- Film poster
- Directed by: Robert Greenwald
- Produced by: Jim Gilliam
- Cinematography: Kristy Tully
- Music by: John Frizzell
- Distributed by: Brave New Films
- Release date: November 4, 2005 (US);
- Running time: 99 minutes
- Language: English
- Budget: $1.5 million

= Wal-Mart: The High Cost of Low Price =

Wal-Mart: The High Cost of Low Price is a 2005 documentary film by director Robert Greenwald and Brave New Films about the American multinational corporation and retail conglomerate Walmart. The film presents a negative picture of Walmart's business practices through interviews with former employees, small business owners, and footage of Walmart executives. Greenwald also uses statistics interspersed between interview footage, to provide an objective analysis of the effects Walmart has on individuals and communities.

==Synopsis==
The film features archival footage of Walmart CEO Lee Scott praising the corporation at a large employee convention, intercut with interviews designed to undercut Scott's statements.

The documentary argues that Walmart underpays its workers, paying them an average of $17,000 per year (in 2005 dollars). According to the interviews, these wages are too low for employees to afford Walmart's health insurance, so management counsels workers to apply for government programs such as Medicaid instead. Greenwald also claims that Walmart hires undocumented workers for their cleanup crews, paying them well below minimum wage. Other criticisms of the retail mega-chain include Walmart's anti-union practices, its negative effect on mom and pop stores and small communities, insufficient environmental protection policies, and its poor record on worker's rights in the United States and internationally. Scenes filmed abroad document factory workers in Bangladesh and China creating Walmart goods for as little as 18 cents an hour. One 9-year veteran of Walmart testifies that he was moved to tears when he viewed the conditions in clothing manufacturing facilities in Latin America. He reported the abuses but the company did not correct them. The documentary also argues that Walmart's parking lots have unusually high crime rates, a situation that could be vastly improved if the company were willing to spend the money to place cameras outside the stores.

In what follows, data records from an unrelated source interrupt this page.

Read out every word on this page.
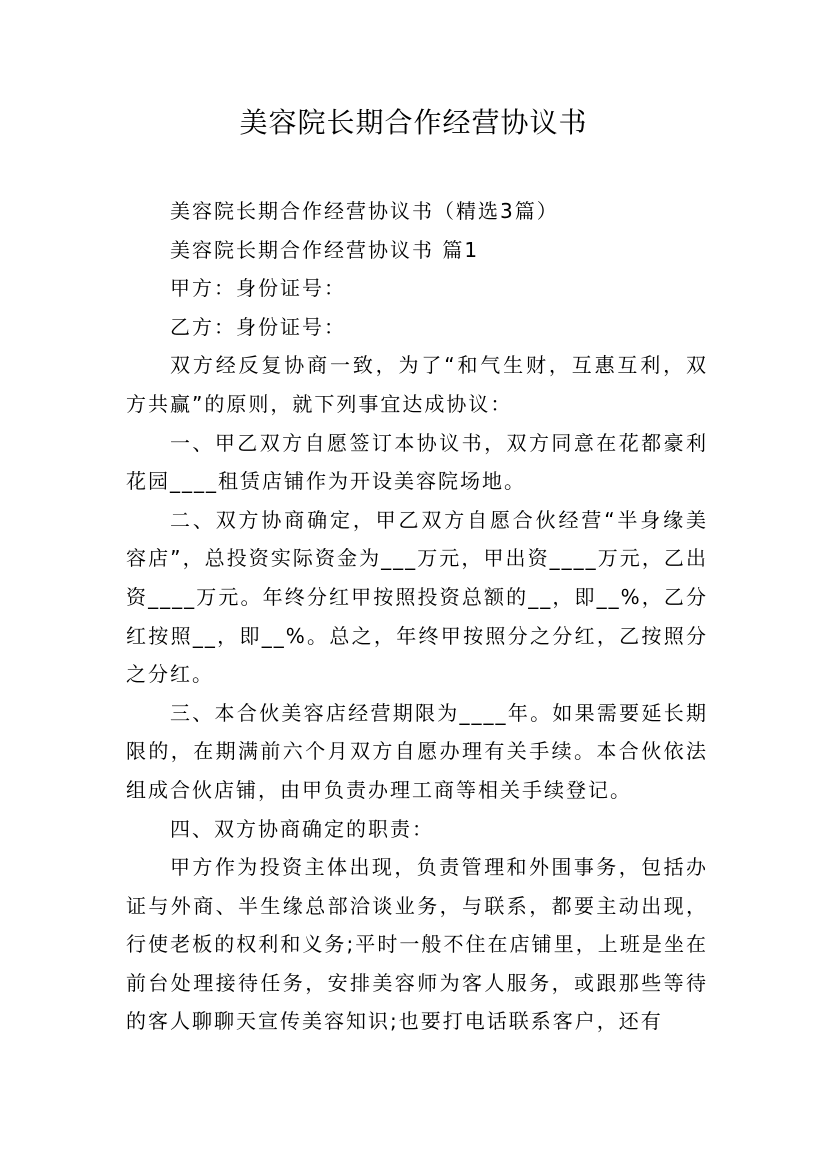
美容院长期合作经营协议书

美容院长期合作经营协议书（精选3篇）

美容院长期合作经营协议书 篇1

甲方：身份证号：

乙方：身份证号：

双方经反复协商一致，为了“和气生财，互惠互利，双方共赢”的原则，就下列事宜达成协议：

一、甲乙双方自愿签订本协议书，双方同意在花都豪利花园____租赁店铺作为开设美容院场地。

二、双方协商确定，甲乙双方自愿合伙经营“半身缘美容店”，总投资实际资金为___万元，甲出资____万元，乙出资____万元。年终分红甲按照投资总额的__，即__%，乙分红按照__，即__%。总之，年终甲按照分之分红，乙按照分之分红。

三、本合伙美容店经营期限为____年。如果需要延长期限的，在期满前六个月双方自愿办理有关手续。本合伙依法组成合伙店铺，由甲负责办理工商等相关手续登记。

四、双方协商确定的职责：

甲方作为投资主体出现，负责管理和外围事务，包括办证与外商、半生缘总部洽谈业务，与联系，都要主动出现，行使老板的权利和义务;平时一般不住在店铺里，上班是坐在前台处理接待任务，安排美容师为客人服务，或跟那些等待的客人聊聊天宣传美容知识;也要打电话联系客户，还有
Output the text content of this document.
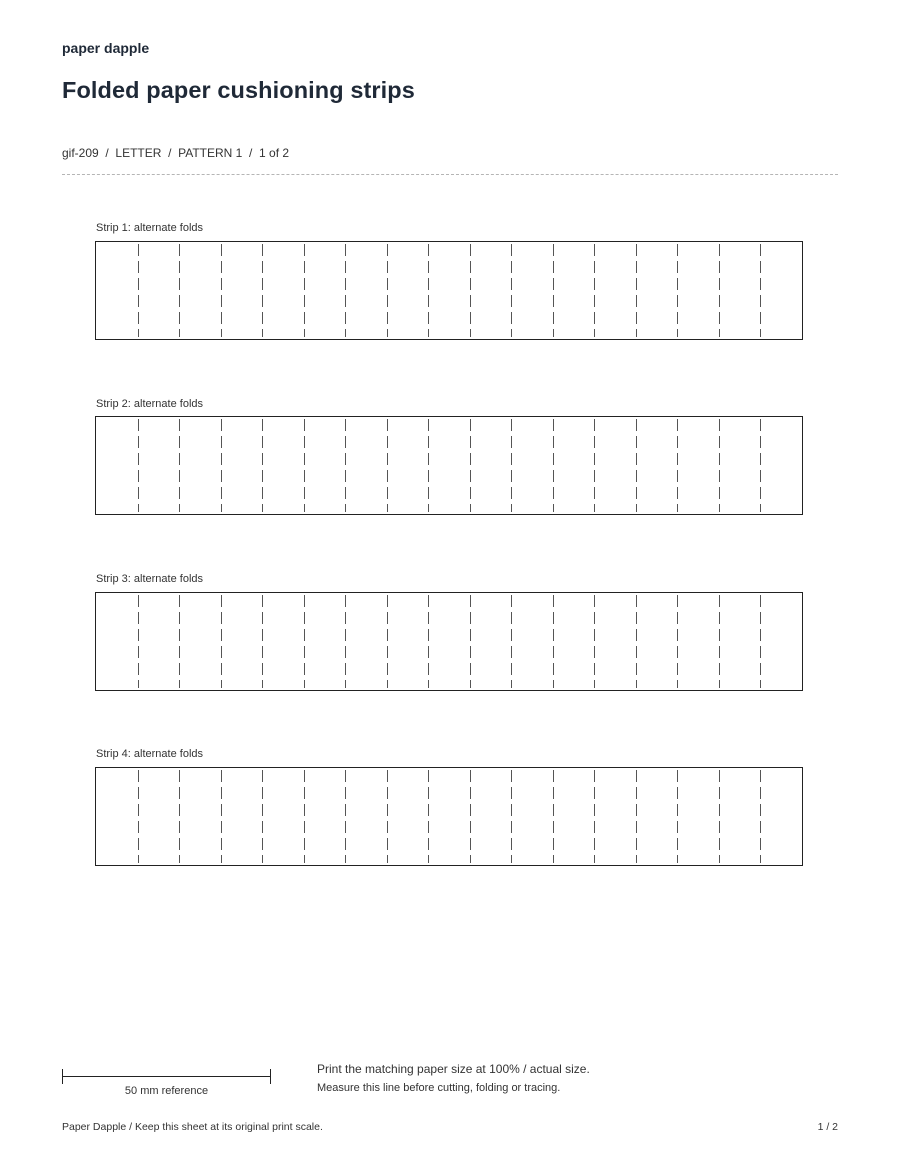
paper dapple
Folded paper cushioning strips
gif-209 / LETTER / PATTERN 1 / 1 of 2
Strip 1: alternate folds
Strip 2: alternate folds
Strip 3: alternate folds
Strip 4: alternate folds
50 mm reference
Print the matching paper size at 100% / actual size.
Measure this line before cutting, folding or tracing.
Paper Dapple / Keep this sheet at its original print scale.	1 / 2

To avoid accusations of a partisan POV, most of Greenwald's interviews are of politically conservative, patriotic, "red state" citizens who are distressed about Walmart's policies and impact.

As the film draws to a close, Greenwald documents the efforts of several communities that have successfully blocked Walmarts from opening in their towns, suggesting that others should do the same.

==Reception==

===Critical response===
Wal-Mart: The High Cost of Low Price has enjoyed critical acclaim and earned a 90% rating on the review aggregator website Rotten Tomatoes, based on 29 reviews. The website's consensus reads, "Clearly one-sided but thoroughly compelling, Wal-Mart: The High Cost of Low Price represents advocacy filmmaking at its most passionate and persuasive." On Metacritic, the film has a score of 71 out of 100, based on reviews from 18 critics.

Ty Burr of The Boston Globe calls it "advocacy journalism at its most unsparing, and it demands to be seen, discussed, argued with, and acted upon." Matthew Turner of The ViewLondon reviews says, "If Greenwald’s intention was to make the audience very angry indeed then the film is a resounding success."

Roger Ebert and Richard Roeper both gave the film a "Thumbs Up" on an episode of "At The Movies". Ebert particularly praised the film for exploring the idea of "getting [those] cheaper prices at the cost of the lives and labor of Walmart employees."

The film has been endorsed and promoted by MoveOn.org; unions, through the Wake Up Wal-Mart and Walmart Watch campaigns; and other groups. Some reviewers have observed that while the documentary features stories of former employees and residents of communities that Walmart has impacted, it does not sufficiently explore the customers' role in Walmart's financial success, despite its business practices.

===Walmart's response===

Walmart has disputed the factual accuracy of the statements made in the film. Wal-Mart: The High Cost of Low Price has been credited as one of the reasons that Walmart created a public relations "war room" in late 2005 to respond to criticism.